An entrepreneur has the ability to combine all the factors of production to manage a successful business. The four main factors of production include natural resources, capital, labour and entrepreneurship.
1.1.2 Entrepreneurship
Businesses
A business is a shop or company that exchanges goods or services for money.
A formal business conducts its business in the formal sector, is registered with the government, and pays tax to the South African Revenue Service (SARS). Formal businesses are subject to legislation as regulated by the Department of Labour. Examples of formal businesses include companies such as Checkers, Pick n Pay, Makro, etc.
Unlike formal businesses, informal businesses are active in the informal sector, are not registered with the government and do not pay tax. Workers in such businesses are also not protected by the Department of Labour. Examples of informal businesses include hawkers, street vendors, car guards, flea markets, etc.
There are three different types of businesses:
• Producers and manufacturers
These are businesses that grow or make things. They use natural resources or raw materials to produce or manufacture goods. Then they sell these goods to retailers who sell the goods to consumers.
• Trading businesses
SAMPLE
These are businesses such as retailers that buy goods from producers or manufacturers and then sell these goods to consumers at a profit.
• Service businesses
Service businesses ‘sell’ their knowledge and skills to consumers who want them to perform the service, e.g. a doctor or a plumber.

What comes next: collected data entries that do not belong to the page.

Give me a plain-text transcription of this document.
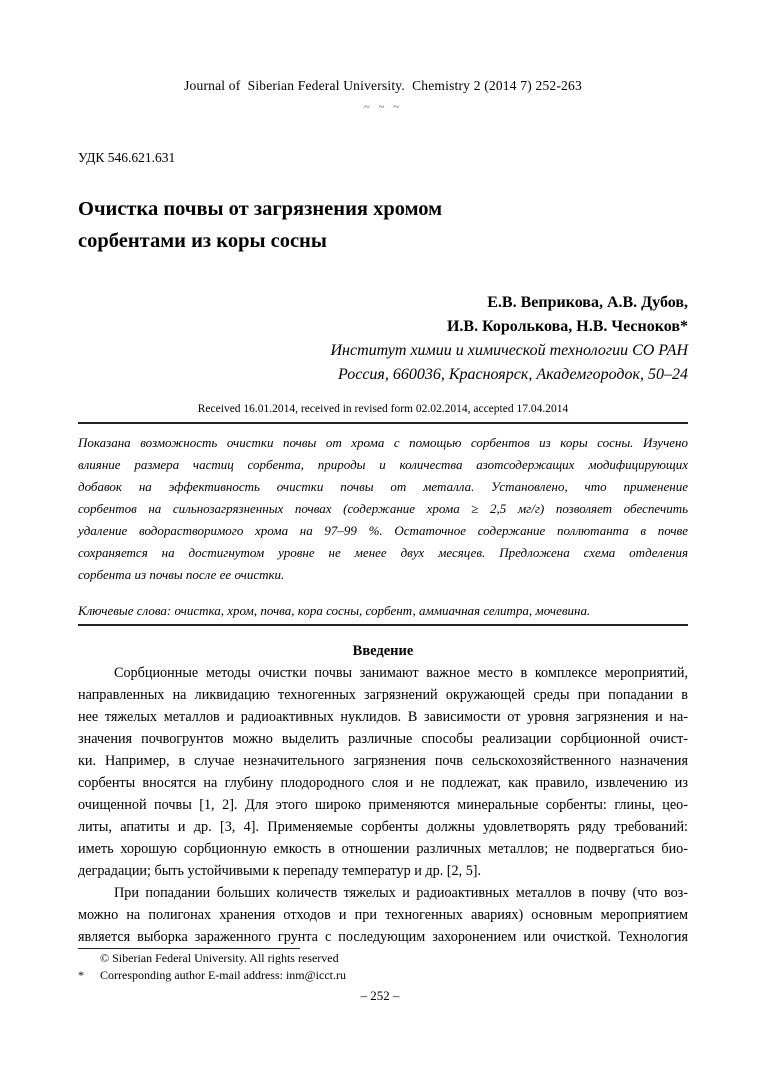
Journal of  Siberian Federal University.  Chemistry 2 (2014 7) 252-263
~ ~ ~
УДК 546.621.631
Очистка почвы от загрязнения хромом
сорбентами из коры сосны
Е.В. Веприкова, А.В. Дубов,
И.В. Королькова, Н.В. Чесноков*
Институт химии и химической технологии СО РАН
Россия, 660036, Красноярск, Академгородок, 50–24
Received 16.01.2014, received in revised form 02.02.2014, accepted 17.04.2014
Показана возможность очистки почвы от хрома с помощью сорбентов из коры сосны. Изучено
влияние размера частиц сорбента, природы и количества азотсодержащих модифицирующих
добавок на эффективность очистки почвы от металла. Установлено, что применение
сорбентов на сильнозагрязненных почвах (содержание хрома ≥ 2,5 мг/г) позволяет обеспечить
удаление водорастворимого хрома на 97–99 %. Остаточное содержание поллютанта в почве
сохраняется на достигнутом уровне не менее двух месяцев. Предложена схема отделения
сорбента из почвы после ее очистки.
Ключевые слова: очистка, хром, почва, кора сосны, сорбент, аммиачная селитра, мочевина.
Введение
Сорбционные методы очистки почвы занимают важное место в комплексе мероприятий,
направленных на ликвидацию техногенных загрязнений окружающей среды при попадании в
нее тяжелых металлов и радиоактивных нуклидов. В зависимости от уровня загрязнения и на-
значения почвогрунтов можно выделить различные способы реализации сорбционной очист-
ки. Например, в случае незначительного загрязнения почв сельскохозяйственного назначения
сорбенты вносятся на глубину плодородного слоя и не подлежат, как правило, извлечению из
очищенной почвы [1, 2]. Для этого широко применяются минеральные сорбенты: глины, цео-
литы, апатиты и др. [3, 4]. Применяемые сорбенты должны удовлетворять ряду требований:
иметь хорошую сорбционную емкость в отношении различных металлов; не подвергаться био-
деградации; быть устойчивыми к перепаду температур и др. [2, 5].
При попадании больших количеств тяжелых и радиоактивных металлов в почву (что воз-
можно на полигонах хранения отходов и при техногенных авариях) основным мероприятием
является выборка зараженного грунта с последующим захоронением или очисткой. Технология
© Siberian Federal University. All rights reserved
*	Corresponding author E-mail address: inm@icct.ru
– 252 –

Formal and informal businesses can be both producers and consumers in the economy.
The entrepreneur
An entrepreneur is a person who converts a profitable idea into a business. An entrepreneur must be willing and able to take risks, accept failure, and develop new and innovative ideas. They are constantly working to find new ways of improving products, reducing costs and increasing profits.

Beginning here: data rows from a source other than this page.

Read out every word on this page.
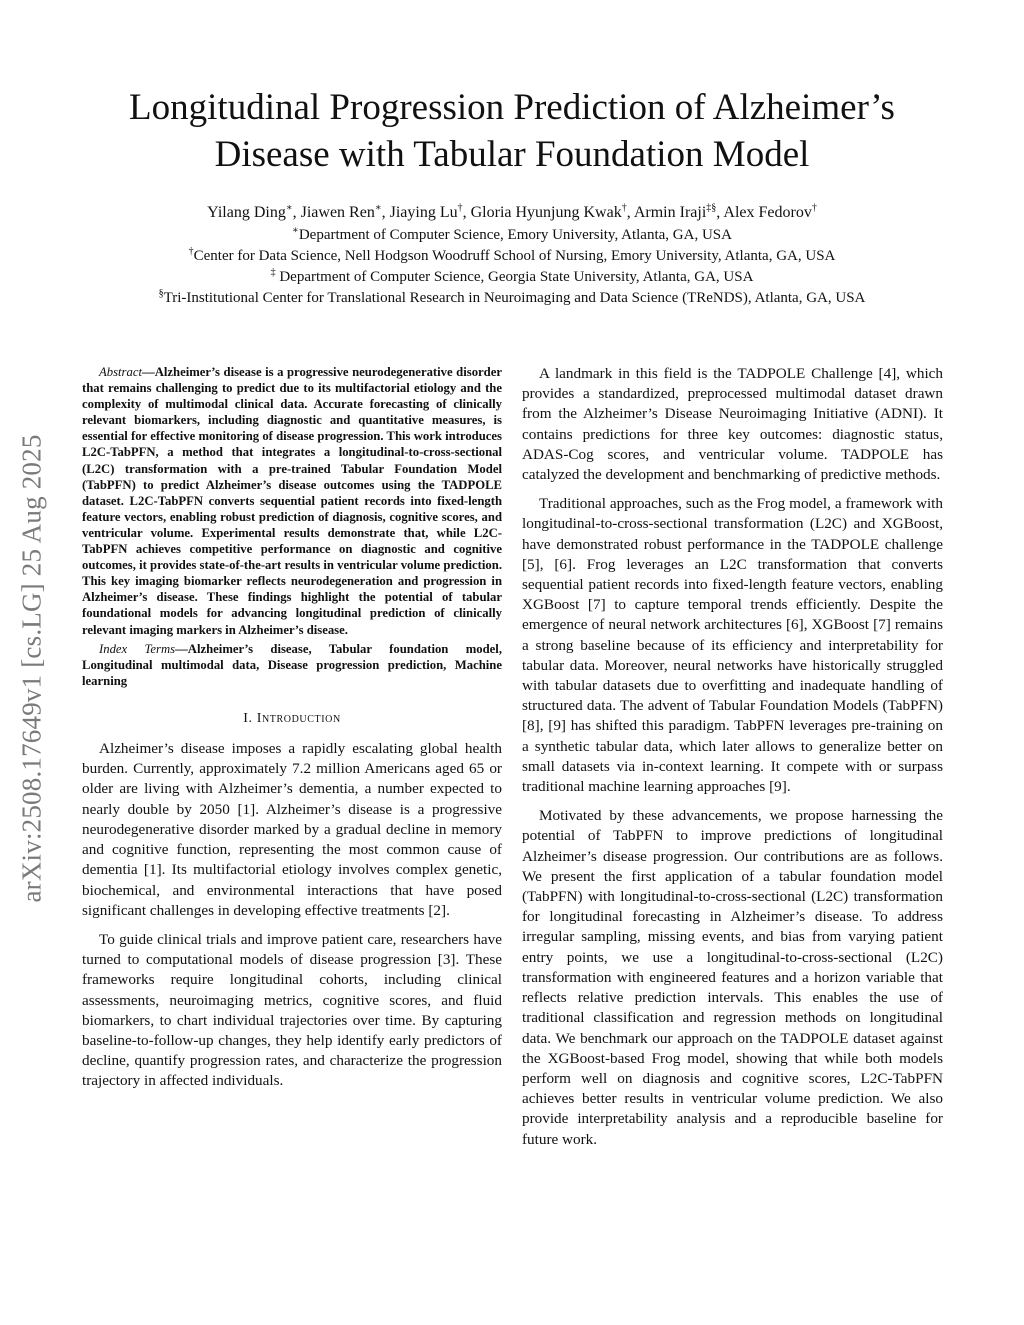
arXiv:2508.17649v1 [cs.LG] 25 Aug 2025
Longitudinal Progression Prediction of Alzheimer’s
Disease with Tabular Foundation Model
Yilang Ding∗, Jiawen Ren∗, Jiaying Lu†, Gloria Hyunjung Kwak†, Armin Iraji‡§, Alex Fedorov†
∗Department of Computer Science, Emory University, Atlanta, GA, USA
†Center for Data Science, Nell Hodgson Woodruff School of Nursing, Emory University, Atlanta, GA, USA
‡ Department of Computer Science, Georgia State University, Atlanta, GA, USA
§Tri-Institutional Center for Translational Research in Neuroimaging and Data Science (TReNDS), Atlanta, GA, USA

Abstract—Alzheimer’s disease is a progressive neurodegenerative disorder that remains challenging to predict due to its multifactorial etiology and the complexity of multimodal clinical data. Accurate forecasting of clinically relevant biomarkers, including diagnostic and quantitative measures, is essential for effective monitoring of disease progression. This work introduces L2C-TabPFN, a method that integrates a longitudinal-to-cross-sectional (L2C) transformation with a pre-trained Tabular Foundation Model (TabPFN) to predict Alzheimer’s disease outcomes using the TADPOLE dataset. L2C-TabPFN converts sequential patient records into fixed-length feature vectors, enabling robust prediction of diagnosis, cognitive scores, and ventricular volume. Experimental results demonstrate that, while L2C-TabPFN achieves competitive performance on diagnostic and cognitive outcomes, it provides state-of-the-art results in ventricular volume prediction. This key imaging biomarker reflects neurodegeneration and progression in Alzheimer’s disease. These findings highlight the potential of tabular foundational models for advancing longitudinal prediction of clinically relevant imaging markers in Alzheimer’s disease.

Index Terms—Alzheimer’s disease, Tabular foundation model, Longitudinal multimodal data, Disease progression prediction, Machine learning

I. Introduction

Alzheimer’s disease imposes a rapidly escalating global health burden. Currently, approximately 7.2 million Americans aged 65 or older are living with Alzheimer’s dementia, a number expected to nearly double by 2050 [1]. Alzheimer’s disease is a progressive neurodegenerative disorder marked by a gradual decline in memory and cognitive function, representing the most common cause of dementia [1]. Its multifactorial etiology involves complex genetic, biochemical, and environmental interactions that have posed significant challenges in developing effective treatments [2].

To guide clinical trials and improve patient care, researchers have turned to computational models of disease progression [3]. These frameworks require longitudinal cohorts, including clinical assessments, neuroimaging metrics, cognitive scores, and fluid biomarkers, to chart individual trajectories over time. By capturing baseline-to-follow-up changes, they help identify early predictors of decline, quantify progression rates, and characterize the progression trajectory in affected individuals.

A landmark in this field is the TADPOLE Challenge [4], which provides a standardized, preprocessed multimodal dataset drawn from the Alzheimer’s Disease Neuroimaging Initiative (ADNI). It contains predictions for three key outcomes: diagnostic status, ADAS-Cog scores, and ventricular volume. TADPOLE has catalyzed the development and benchmarking of predictive methods.

Traditional approaches, such as the Frog model, a framework with longitudinal-to-cross-sectional transformation (L2C) and XGBoost, have demonstrated robust performance in the TADPOLE challenge [5], [6]. Frog leverages an L2C transformation that converts sequential patient records into fixed-length feature vectors, enabling XGBoost [7] to capture temporal trends efficiently. Despite the emergence of neural network architectures [6], XGBoost [7] remains a strong baseline because of its efficiency and interpretability for tabular data. Moreover, neural networks have historically struggled with tabular datasets due to overfitting and inadequate handling of structured data. The advent of Tabular Foundation Models (TabPFN) [8], [9] has shifted this paradigm. TabPFN leverages pre-training on a synthetic tabular data, which later allows to generalize better on small datasets via in-context learning. It compete with or surpass traditional machine learning approaches [9].

Motivated by these advancements, we propose harnessing the potential of TabPFN to improve predictions of longitudinal Alzheimer’s disease progression. Our contributions are as follows. We present the first application of a tabular foundation model (TabPFN) with longitudinal-to-cross-sectional (L2C) transformation for longitudinal forecasting in Alzheimer’s disease. To address irregular sampling, missing events, and bias from varying patient entry points, we use a longitudinal-to-cross-sectional (L2C) transformation with engineered features and a horizon variable that reflects relative prediction intervals. This enables the use of traditional classification and regression methods on longitudinal data. We benchmark our approach on the TADPOLE dataset against the XGBoost-based Frog model, showing that while both models perform well on diagnosis and cognitive scores, L2C-TabPFN achieves better results in ventricular volume prediction. We also provide interpretability analysis and a reproducible baseline for future work.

Some of the characteristics of an entrepreneur include the following:
• Innovative/creative
• Willing to take risks
• Passionate
• Confident
• Committed
• Clear vision
• Persevering
• Flexible
• Competitive
1.1.3 Financial literacy
Accounting concepts
• Capital: Money a person uses to start their own business.
• Assets: Valuable things that a business owns such as machinery and buildings and benefits from in generating an income.

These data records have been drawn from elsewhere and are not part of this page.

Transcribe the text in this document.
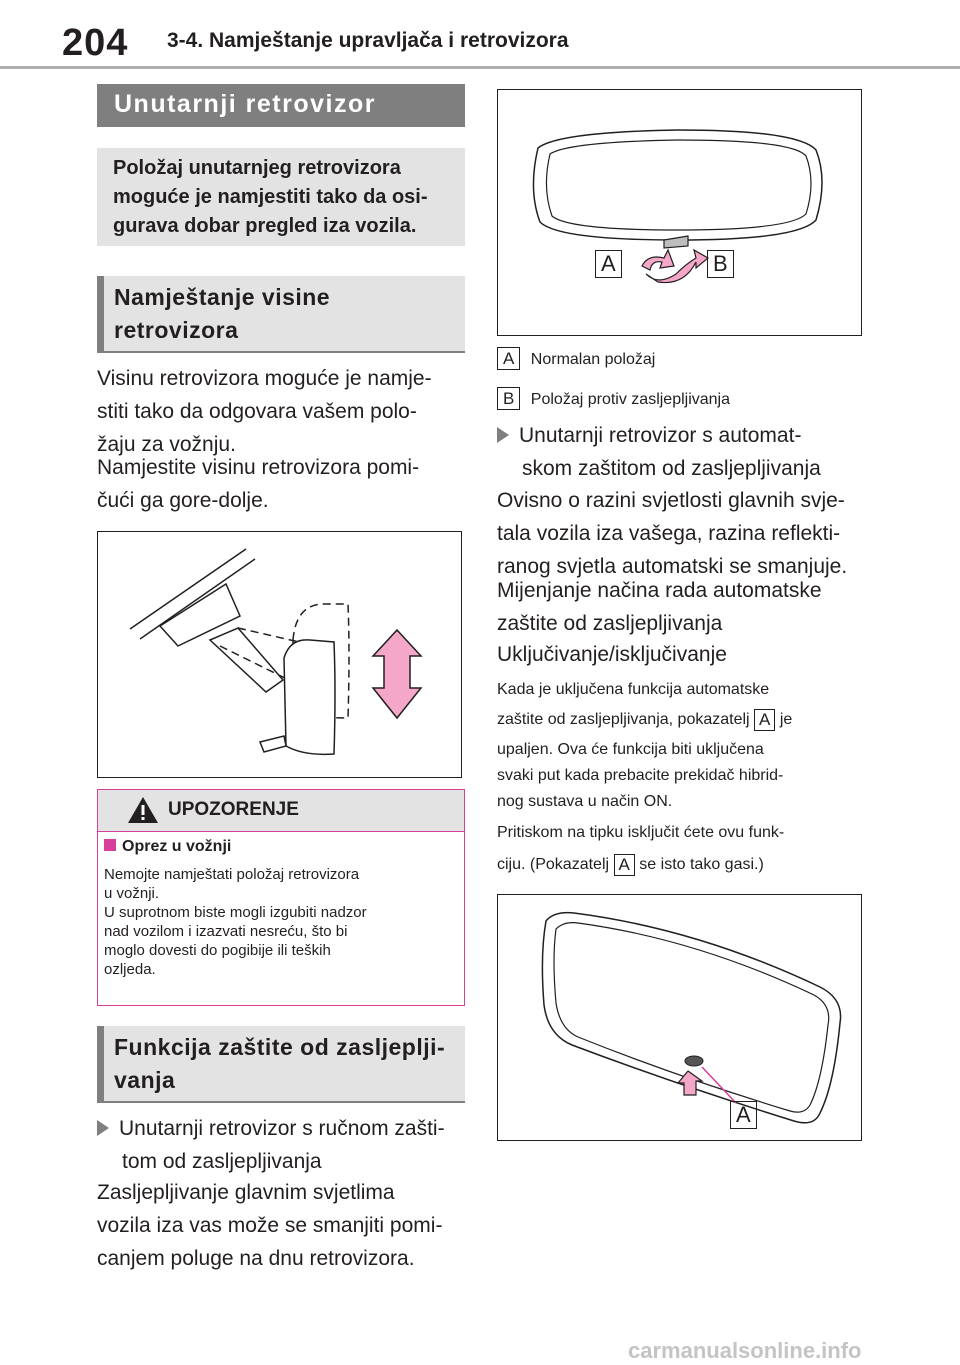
204 3-4. Namještanje upravljača i retrovizora
Unutarnji retrovizor
Položaj unutarnjeg retrovizora
moguće je namjestiti tako da osi-
gurava dobar pregled iza vozila.
Namještanje visine
retrovizora
Visinu retrovizora moguće je namje-
stiti tako da odgovara vašem polo-
žaju za vožnju.
Namjestite visinu retrovizora pomi-
čući ga gore-dolje.
UPOZORENJE
Oprez u vožnji
Nemojte namještati položaj retrovizora
u vožnji.
U suprotnom biste mogli izgubiti nadzor
nad vozilom i izazvati nesreću, što bi
moglo dovesti do pogibije ili teških
ozljeda.
Funkcija zaštite od zasljeplji-
vanja
Unutarnji retrovizor s ručnom zašti-
tom od zasljepljivanja
Zasljepljivanje glavnim svjetlima
vozila iza vas može se smanjiti pomi-
canjem poluge na dnu retrovizora.
A	B
A Normalan položaj
B Položaj protiv zasljepljivanja
Unutarnji retrovizor s automat-
skom zaštitom od zasljepljivanja
Ovisno o razini svjetlosti glavnih svje-
tala vozila iza vašega, razina reflekti-
ranog svjetla automatski se smanjuje.
Mijenjanje načina rada automatske
zaštite od zasljepljivanja
Uključivanje/isključivanje
Kada je uključena funkcija automatske
zaštite od zasljepljivanja, pokazatelj A je
upaljen. Ova će funkcija biti uključena
svaki put kada prebacite prekidač hibrid-
nog sustava u način ON.
Pritiskom na tipku isključit ćete ovu funk-
ciju. (Pokazatelj A se isto tako gasi.)
A
carmanualsonline.info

• Liabilities: Money a business owes to a person or another business.
• Income: Money received for goods sold or services rendered.
• Expenses: All the money that a business spends on paying its debt or its expenses.
• Profit: The difference between money earned and money spent when income is more than expenditure. It is the surplus remaining after total costs have been deducted from total revenue. A profit is reflected when a business’s assets and/or owner’s equity are more than its liabilities.
• Loss: The difference between money earned and money spent when a business’s expenditure exceeds its income.
• Budget: An estimate of income and expenditure for a certain period.
• Savings: Part of the money which you have earned and which you put away to use again later or to convert into wealth.
• Banking: A bank is a financial institution that uses money deposited by clients for investments or saving, grants loans at interest, and exchanges currency. A bank charges people a fee for using its services.
• Financial records: Formal documents which represent the transactions of a business or individual. Financial records include income and expenditure statements, tax returns, etc.
• Transaction: Any activity in which money is involved.